Qingxin Lianzi Yin Improves Chronic Kidney Disease by Targeting Ferroptosis via the TLR4/HIF-1α Pathway
- Mediators Inflamm. 2026;2026(1):e7440641. doi: 10.1155/mi/7440641.
- 1. Department of Nephrology, Zhejiang Provincial People's Hospital (Affiliated People's Hospital, Hangzhou Medical College), Urology and Nephrology Center, Hangzhou, Zhejiang, China, hospitalstar.com.
Background: Ferroptosis is involved in the pathogenesis of chronic kidney disease (CKD). Qingxin Lianzi Yin (QXLZY) has shown significant advantages in CKD treatment. This investigation intended to explore the impact of QXLZY on Ferroptosis in CKD.
Methods: The anti-CKD effects of QXLZY were evaluated using the 5/6 nephrectomy-induced rat model and TGF-β1-stimulated HK-2 cells. Oxidative stress and Ferroptosis levels were assessed using commercial kits and western blot. The mechanism of QXLZY in CKD treatment was predicted through network pharmacology. TLR4 and HIF-1α levels were detected by western blot. The role of Ferroptosis in CKD treatment by QXLZY was explored using the Ferroptosis inducer erastin. HK-2 cells overexpressing TLR4 were treated with the HIF-1α Inhibitor LW6 to investigate the underlying mechanism. QXLZY components identified through network pharmacology as potentially interacting with TLR4 were validated.

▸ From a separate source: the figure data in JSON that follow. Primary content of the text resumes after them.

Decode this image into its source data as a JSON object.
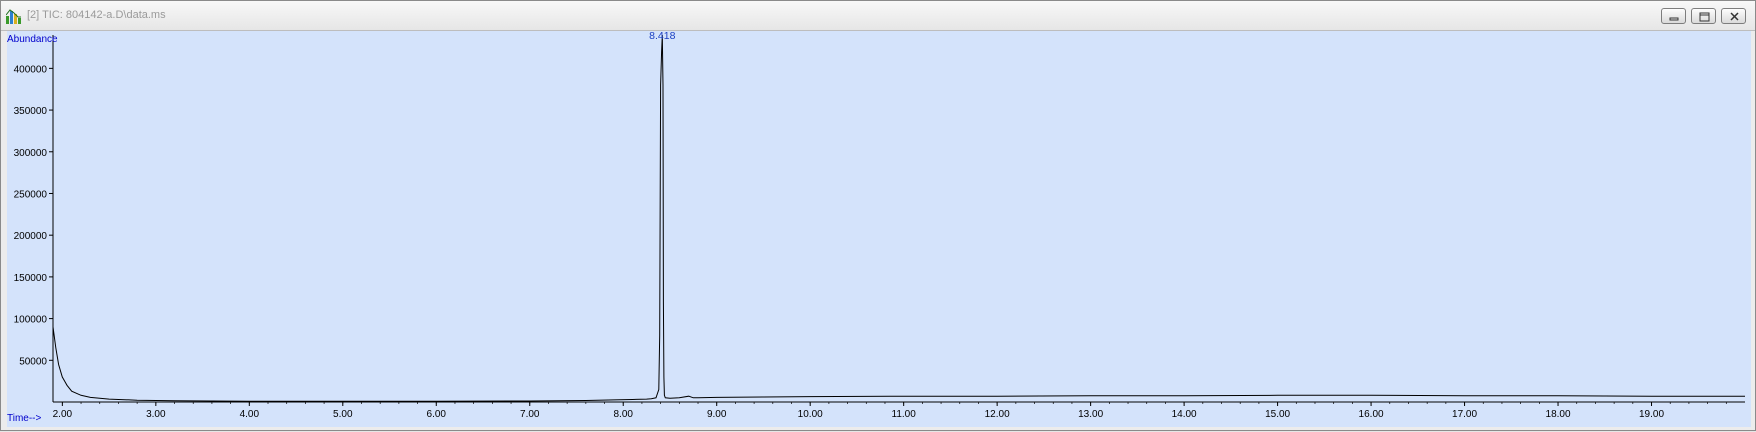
{
  "window": {
    "title": "[2] TIC: 804142-a.D\\data.ms",
    "controls": [
      "minimize",
      "restore",
      "close"
    ]
  },
  "colors": {
    "plot_background": "#d4e3fb",
    "trace": "#000000",
    "label_text": "#0000cc",
    "peak_label": "#1a3fc2"
  },
  "chart_data": {
    "type": "line",
    "title": "",
    "ylabel": "Abundance",
    "xlabel": "Time-->",
    "xlim": [
      1.9,
      20.0
    ],
    "ylim": [
      0,
      440000
    ],
    "x_ticks": [
      2.0,
      3.0,
      4.0,
      5.0,
      6.0,
      7.0,
      8.0,
      9.0,
      10.0,
      11.0,
      12.0,
      13.0,
      14.0,
      15.0,
      16.0,
      17.0,
      18.0,
      19.0
    ],
    "x_tick_labels": [
      "2.00",
      "3.00",
      "4.00",
      "5.00",
      "6.00",
      "7.00",
      "8.00",
      "9.00",
      "10.00",
      "11.00",
      "12.00",
      "13.00",
      "14.00",
      "15.00",
      "16.00",
      "17.00",
      "18.00",
      "19.00"
    ],
    "y_ticks": [
      50000,
      100000,
      150000,
      200000,
      250000,
      300000,
      350000,
      400000
    ],
    "y_tick_labels": [
      "50000",
      "100000",
      "150000",
      "200000",
      "250000",
      "300000",
      "350000",
      "400000"
    ],
    "grid": false,
    "series": [
      {
        "x": [
          1.9,
          1.93,
          1.96,
          2.0,
          2.05,
          2.1,
          2.2,
          2.3,
          2.5,
          2.8,
          3.2,
          4.0,
          5.0,
          6.0,
          7.0,
          7.6,
          7.9,
          8.1,
          8.25,
          8.3,
          8.35,
          8.38,
          8.39,
          8.4,
          8.41,
          8.418,
          8.425,
          8.43,
          8.435,
          8.44,
          8.45,
          8.5,
          8.6,
          8.7,
          8.75,
          8.8,
          9.0,
          9.5,
          10.0,
          11.0,
          12.0,
          13.0,
          14.0,
          15.0,
          16.0,
          17.0,
          18.0,
          19.0,
          20.0
        ],
        "y": [
          90000,
          65000,
          45000,
          30000,
          20000,
          13000,
          8000,
          5500,
          3500,
          2200,
          1500,
          1000,
          1000,
          1000,
          1200,
          1800,
          2500,
          3000,
          3500,
          4000,
          5000,
          15000,
          80000,
          380000,
          420000,
          440000,
          380000,
          120000,
          30000,
          8000,
          5000,
          4500,
          5000,
          7000,
          5000,
          5000,
          5500,
          6000,
          6500,
          7000,
          7000,
          7500,
          7500,
          8000,
          8000,
          7500,
          7500,
          7000,
          7000
        ]
      }
    ],
    "annotations": [
      {
        "text": "8.418",
        "x": 8.418,
        "y": 440000
      }
    ]
  }
}
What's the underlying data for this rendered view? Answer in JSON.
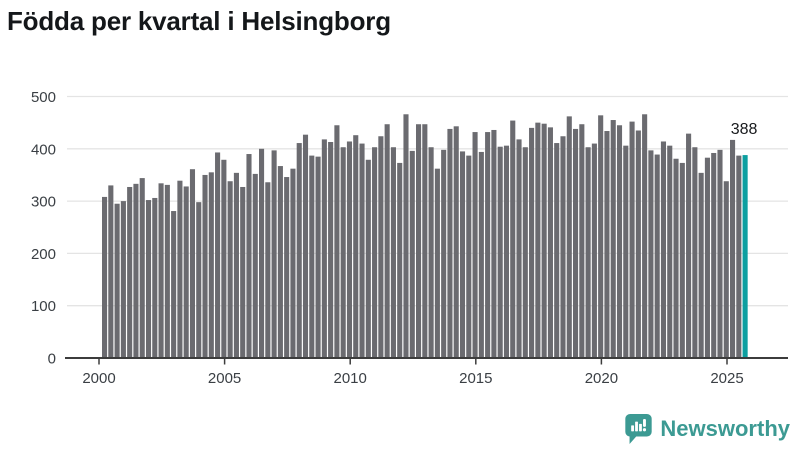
{
  "title": "Födda per kvartal i Helsingborg",
  "chart_data": {
    "type": "bar",
    "title": "Födda per kvartal i Helsingborg",
    "x_unit": "quarter",
    "start_period": "2000 Q1",
    "end_period": "2025 Q3",
    "values": [
      308,
      330,
      295,
      300,
      327,
      333,
      344,
      302,
      306,
      334,
      331,
      281,
      339,
      328,
      361,
      298,
      350,
      355,
      393,
      379,
      338,
      354,
      327,
      390,
      352,
      400,
      336,
      397,
      367,
      346,
      362,
      411,
      427,
      387,
      385,
      418,
      413,
      445,
      403,
      414,
      426,
      410,
      379,
      403,
      424,
      447,
      403,
      373,
      466,
      396,
      447,
      447,
      403,
      362,
      398,
      438,
      443,
      395,
      387,
      432,
      394,
      432,
      436,
      404,
      406,
      454,
      418,
      403,
      440,
      450,
      448,
      441,
      411,
      424,
      462,
      438,
      447,
      403,
      410,
      464,
      434,
      455,
      445,
      406,
      452,
      435,
      466,
      397,
      389,
      414,
      406,
      381,
      373,
      429,
      403,
      354,
      383,
      392,
      398,
      338,
      417,
      387,
      388
    ],
    "highlight": {
      "index": 102,
      "period": "2025 Q3",
      "value": 388,
      "value_label": "388"
    },
    "ylim": [
      0,
      500
    ],
    "yticks": [
      "0",
      "100",
      "200",
      "300",
      "400",
      "500"
    ],
    "xticks": [
      "2000",
      "2005",
      "2010",
      "2015",
      "2020",
      "2025"
    ],
    "grid": "horizontal",
    "legend": "none",
    "colors": {
      "bar": "#6b6b70",
      "highlight_bar": "#0d9fa0",
      "axis_text": "#3a3f44",
      "grid_line": "#e4e4e4",
      "axis_line": "#3c3c3c",
      "annotation_text": "#17191c"
    }
  },
  "footer": {
    "brand": "Newsworthy",
    "brand_color": "#3c9a93",
    "logo_icon": "bar-chart-speech-bubble-icon"
  }
}
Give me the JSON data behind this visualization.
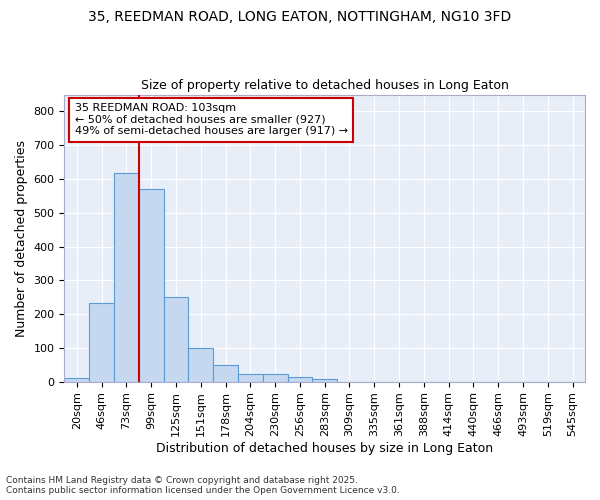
{
  "title_line1": "35, REEDMAN ROAD, LONG EATON, NOTTINGHAM, NG10 3FD",
  "title_line2": "Size of property relative to detached houses in Long Eaton",
  "xlabel": "Distribution of detached houses by size in Long Eaton",
  "ylabel": "Number of detached properties",
  "footnote": "Contains HM Land Registry data © Crown copyright and database right 2025.\nContains public sector information licensed under the Open Government Licence v3.0.",
  "bar_labels": [
    "20sqm",
    "46sqm",
    "73sqm",
    "99sqm",
    "125sqm",
    "151sqm",
    "178sqm",
    "204sqm",
    "230sqm",
    "256sqm",
    "283sqm",
    "309sqm",
    "335sqm",
    "361sqm",
    "388sqm",
    "414sqm",
    "440sqm",
    "466sqm",
    "493sqm",
    "519sqm",
    "545sqm"
  ],
  "bar_values": [
    10,
    232,
    619,
    570,
    250,
    100,
    50,
    22,
    22,
    15,
    8,
    0,
    0,
    0,
    0,
    0,
    0,
    0,
    0,
    0,
    0
  ],
  "bar_color": "#c5d8f0",
  "bar_edge_color": "#5b9bd5",
  "vline_color": "#cc0000",
  "annotation_text": "35 REEDMAN ROAD: 103sqm\n← 50% of detached houses are smaller (927)\n49% of semi-detached houses are larger (917) →",
  "annotation_box_facecolor": "#ffffff",
  "annotation_box_edgecolor": "#cc0000",
  "ylim": [
    0,
    850
  ],
  "yticks": [
    0,
    100,
    200,
    300,
    400,
    500,
    600,
    700,
    800
  ],
  "background_color": "#ffffff",
  "plot_bg_color": "#e8eef8",
  "grid_color": "#ffffff",
  "title_fontsize": 10,
  "subtitle_fontsize": 9,
  "axis_label_fontsize": 9,
  "tick_fontsize": 8,
  "annotation_fontsize": 8,
  "footnote_fontsize": 6.5
}
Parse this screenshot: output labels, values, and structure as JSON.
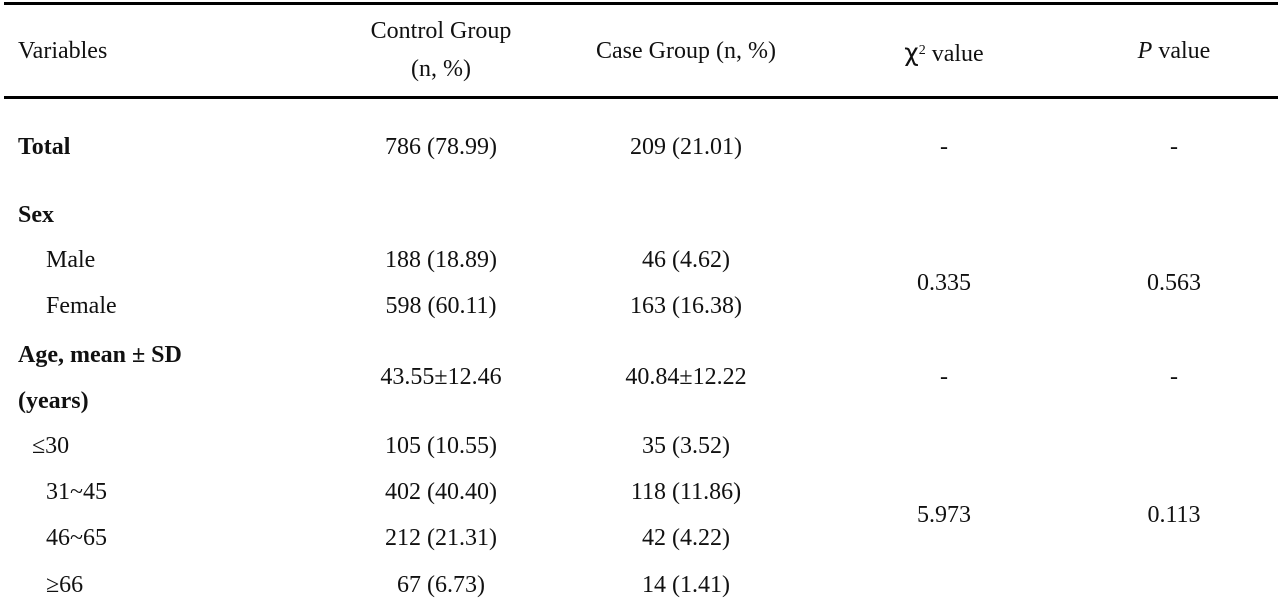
{
  "header": {
    "variables": "Variables",
    "control_line1": "Control Group",
    "control_line2": "(n, %)",
    "case": "Case Group (n, %)",
    "chi_symbol": "χ",
    "chi_sup": "2",
    "chi_rest": " value",
    "p_symbol": "P",
    "p_rest": " value"
  },
  "rows": {
    "total": {
      "label": "Total",
      "control": "786 (78.99)",
      "case": "209 (21.01)",
      "chi": "-",
      "p": "-"
    },
    "sex": {
      "label": "Sex",
      "male": {
        "label": "Male",
        "control": "188 (18.89)",
        "case": "46 (4.62)"
      },
      "female": {
        "label": "Female",
        "control": "598 (60.11)",
        "case": "163 (16.38)"
      },
      "chi": "0.335",
      "p": "0.563"
    },
    "age": {
      "label_line1": "Age, mean ± SD",
      "label_line2": "(years)",
      "control": "43.55±12.46",
      "case": "40.84±12.22",
      "chi": "-",
      "p": "-"
    },
    "age_groups": {
      "g1": {
        "label": "≤30",
        "control": "105 (10.55)",
        "case": "35 (3.52)"
      },
      "g2": {
        "label": "31~45",
        "control": "402 (40.40)",
        "case": "118 (11.86)"
      },
      "g3": {
        "label": "46~65",
        "control": "212 (21.31)",
        "case": "42 (4.22)"
      },
      "g4": {
        "label": "≥66",
        "control": "67 (6.73)",
        "case": "14 (1.41)"
      },
      "chi": "5.973",
      "p": "0.113"
    }
  }
}
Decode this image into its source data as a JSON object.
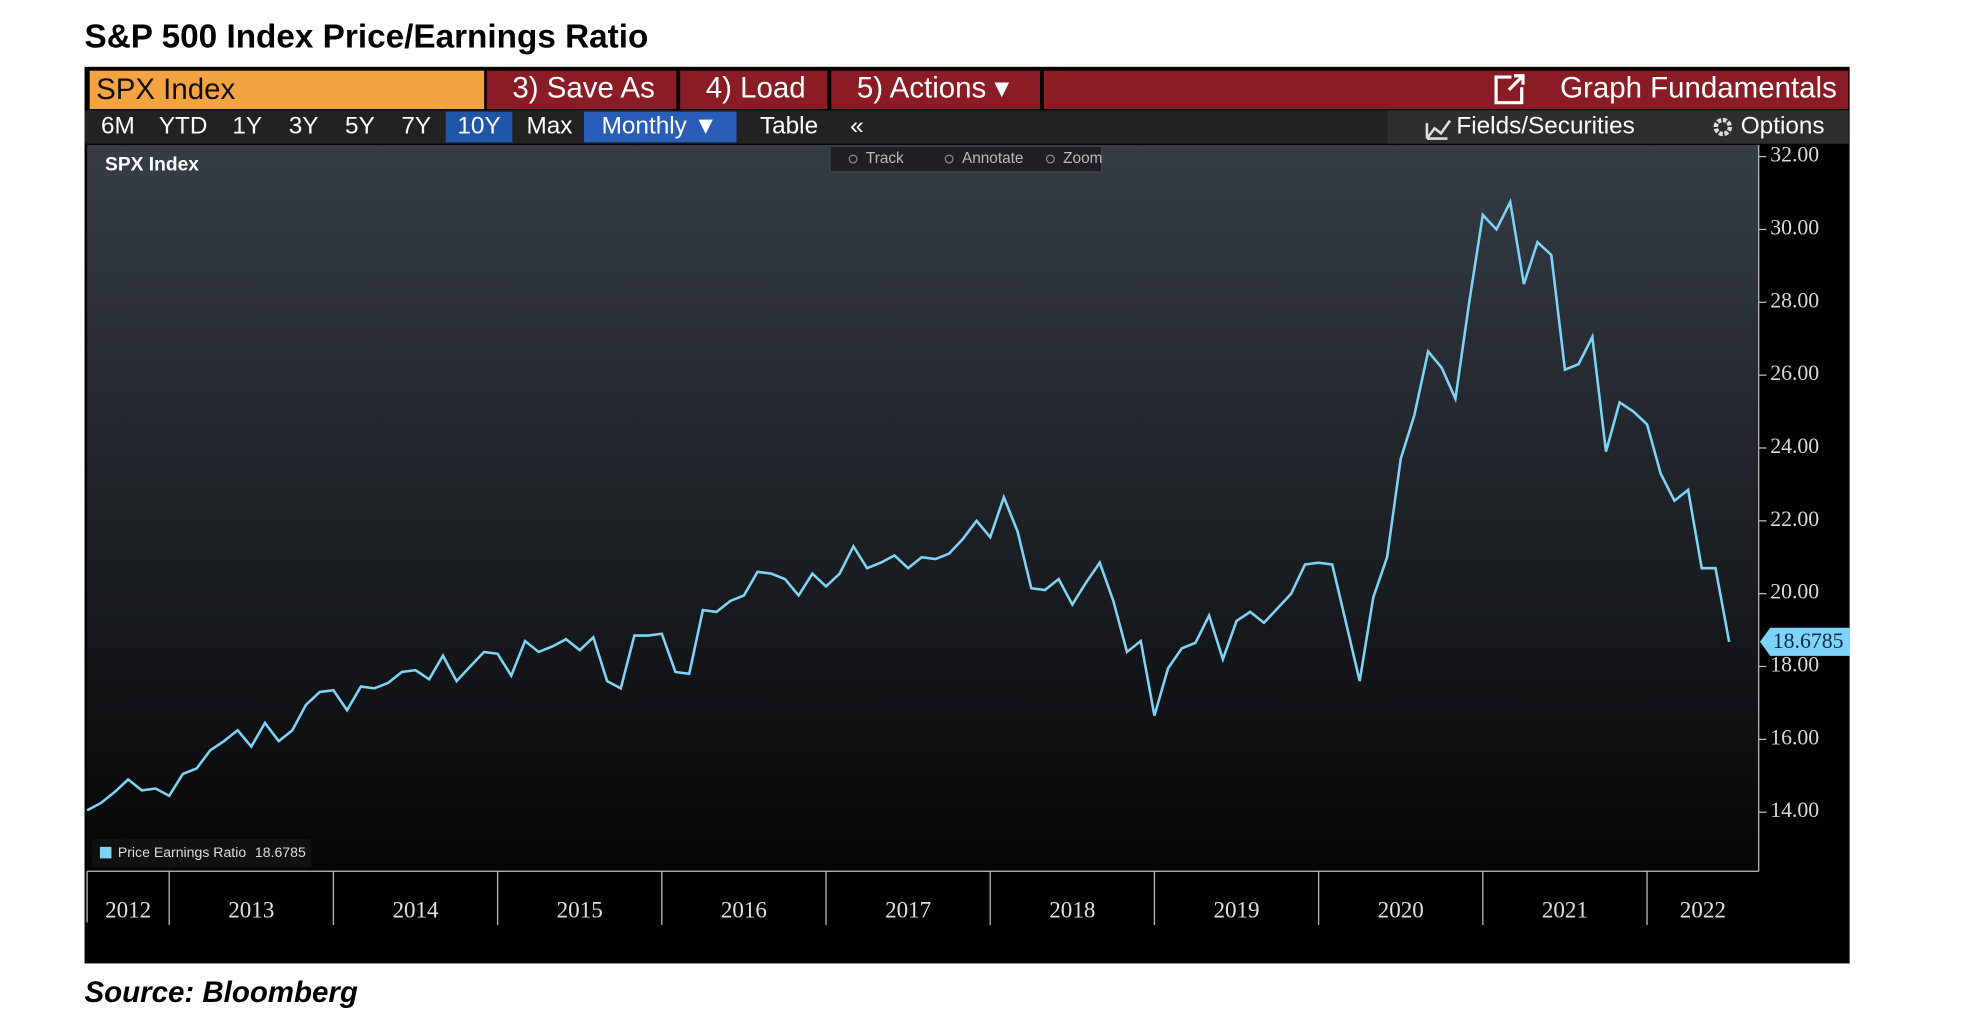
{
  "title": "S&P 500 Index Price/Earnings Ratio",
  "source": "Source: Bloomberg",
  "toolbar": {
    "security": "SPX Index",
    "buttons": [
      "3) Save As",
      "4) Load",
      "5) Actions ▾"
    ],
    "graph": "Graph Fundamentals",
    "ranges": [
      "6M",
      "YTD",
      "1Y",
      "3Y",
      "5Y",
      "7Y",
      "10Y",
      "Max"
    ],
    "selected_range": "10Y",
    "period": "Monthly ▼",
    "table": "Table",
    "collapse": "«",
    "fields": "Fields/Securities",
    "options": "Options",
    "tools": [
      "Track",
      "Annotate",
      "Zoom"
    ]
  },
  "chart_data": {
    "type": "line",
    "title": "SPX Index",
    "x": [
      2012.5,
      2012.583,
      2012.667,
      2012.75,
      2012.833,
      2012.917,
      2013,
      2013.083,
      2013.167,
      2013.25,
      2013.333,
      2013.417,
      2013.5,
      2013.583,
      2013.667,
      2013.75,
      2013.833,
      2013.917,
      2014,
      2014.083,
      2014.167,
      2014.25,
      2014.333,
      2014.417,
      2014.5,
      2014.583,
      2014.667,
      2014.75,
      2014.833,
      2014.917,
      2015,
      2015.083,
      2015.167,
      2015.25,
      2015.333,
      2015.417,
      2015.5,
      2015.583,
      2015.667,
      2015.75,
      2015.833,
      2015.917,
      2016,
      2016.083,
      2016.167,
      2016.25,
      2016.333,
      2016.417,
      2016.5,
      2016.583,
      2016.667,
      2016.75,
      2016.833,
      2016.917,
      2017,
      2017.083,
      2017.167,
      2017.25,
      2017.333,
      2017.417,
      2017.5,
      2017.583,
      2017.667,
      2017.75,
      2017.833,
      2017.917,
      2018,
      2018.083,
      2018.167,
      2018.25,
      2018.333,
      2018.417,
      2018.5,
      2018.583,
      2018.667,
      2018.75,
      2018.833,
      2018.917,
      2019,
      2019.083,
      2019.167,
      2019.25,
      2019.333,
      2019.417,
      2019.5,
      2019.583,
      2019.667,
      2019.75,
      2019.833,
      2019.917,
      2020,
      2020.083,
      2020.167,
      2020.25,
      2020.333,
      2020.417,
      2020.5,
      2020.583,
      2020.667,
      2020.75,
      2020.833,
      2020.917,
      2021,
      2021.083,
      2021.167,
      2021.25,
      2021.333,
      2021.417,
      2021.5,
      2021.583,
      2021.667,
      2021.75,
      2021.833,
      2021.917,
      2022,
      2022.083,
      2022.167,
      2022.25,
      2022.333,
      2022.417,
      2022.5
    ],
    "series": [
      {
        "name": "Price Earnings Ratio",
        "color": "#7fd3f7",
        "values": [
          14.05,
          14.25,
          14.55,
          14.9,
          14.6,
          14.65,
          14.45,
          15.05,
          15.2,
          15.7,
          15.95,
          16.25,
          15.8,
          16.45,
          15.95,
          16.25,
          16.95,
          17.3,
          17.35,
          16.8,
          17.45,
          17.4,
          17.55,
          17.85,
          17.9,
          17.65,
          18.3,
          17.6,
          18.0,
          18.4,
          18.35,
          17.75,
          18.7,
          18.4,
          18.55,
          18.75,
          18.45,
          18.8,
          17.6,
          17.4,
          18.85,
          18.85,
          18.9,
          17.85,
          17.8,
          19.55,
          19.5,
          19.8,
          19.95,
          20.6,
          20.55,
          20.4,
          19.95,
          20.55,
          20.2,
          20.55,
          21.3,
          20.7,
          20.85,
          21.05,
          20.7,
          21.0,
          20.95,
          21.1,
          21.5,
          22.0,
          21.55,
          22.65,
          21.7,
          20.15,
          20.1,
          20.4,
          19.7,
          20.3,
          20.85,
          19.8,
          18.4,
          18.7,
          16.65,
          17.95,
          18.5,
          18.65,
          19.4,
          18.2,
          19.25,
          19.5,
          19.2,
          19.6,
          20.0,
          20.8,
          20.85,
          20.8,
          19.2,
          17.6,
          19.9,
          21.0,
          23.7,
          24.9,
          26.65,
          26.2,
          25.35,
          28.0,
          30.4,
          30.0,
          30.75,
          28.5,
          29.65,
          29.3,
          26.15,
          26.3,
          27.05,
          23.9,
          25.25,
          25.0,
          24.65,
          23.3,
          22.55,
          22.85,
          20.7,
          20.7,
          18.6785
        ]
      }
    ],
    "xlim": [
      2012.5,
      2022.68
    ],
    "xticks": [
      {
        "value": 2012,
        "label": "2012"
      },
      {
        "value": 2013,
        "label": "2013"
      },
      {
        "value": 2014,
        "label": "2014"
      },
      {
        "value": 2015,
        "label": "2015"
      },
      {
        "value": 2016,
        "label": "2016"
      },
      {
        "value": 2017,
        "label": "2017"
      },
      {
        "value": 2018,
        "label": "2018"
      },
      {
        "value": 2019,
        "label": "2019"
      },
      {
        "value": 2020,
        "label": "2020"
      },
      {
        "value": 2021,
        "label": "2021"
      },
      {
        "value": 2022,
        "label": "2022"
      }
    ],
    "ylim": [
      12.38,
      32.32
    ],
    "yticks": [
      {
        "value": 14,
        "label": "14.00"
      },
      {
        "value": 16,
        "label": "16.00"
      },
      {
        "value": 18,
        "label": "18.00"
      },
      {
        "value": 20,
        "label": "20.00"
      },
      {
        "value": 22,
        "label": "22.00"
      },
      {
        "value": 24,
        "label": "24.00"
      },
      {
        "value": 26,
        "label": "26.00"
      },
      {
        "value": 28,
        "label": "28.00"
      },
      {
        "value": 30,
        "label": "30.00"
      },
      {
        "value": 32,
        "label": "32.00"
      }
    ],
    "y_axis_side": "right",
    "grid": false,
    "legend": "lower left"
  }
}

Results: QXLZY effectively alleviated renal injury and inhibited fibrosis and inflammation in CKD models. Moreover, QXLZY markedly suppressed oxidative stress and Ferroptosis. However, the anti-CKD effects of QXLZY were partially counteracted by erastin. TLR4 and HIF-1α were identified as potential targets through which QXLZY regulates Ferroptosis in CKD. Their levels were notably increased in CKD models but were decreased after QXLZY treatment. Overexpression of TLR4 reversed the anti-CKD effects of QXLZY, and this phenomenon was altered by LW6. Lauric acid (LA) and caprylic acid (CA) were bioactive components within QXLZY regulating the TLR4/HIF-1α pathway in CKD.
Conclusion: QXLZY inhibits Ferroptosis by downregulating the TLR4/HIF-1α pathway, thereby alleviating renal fibrosis and improving CKD, with LA and CA potentially playing significant roles.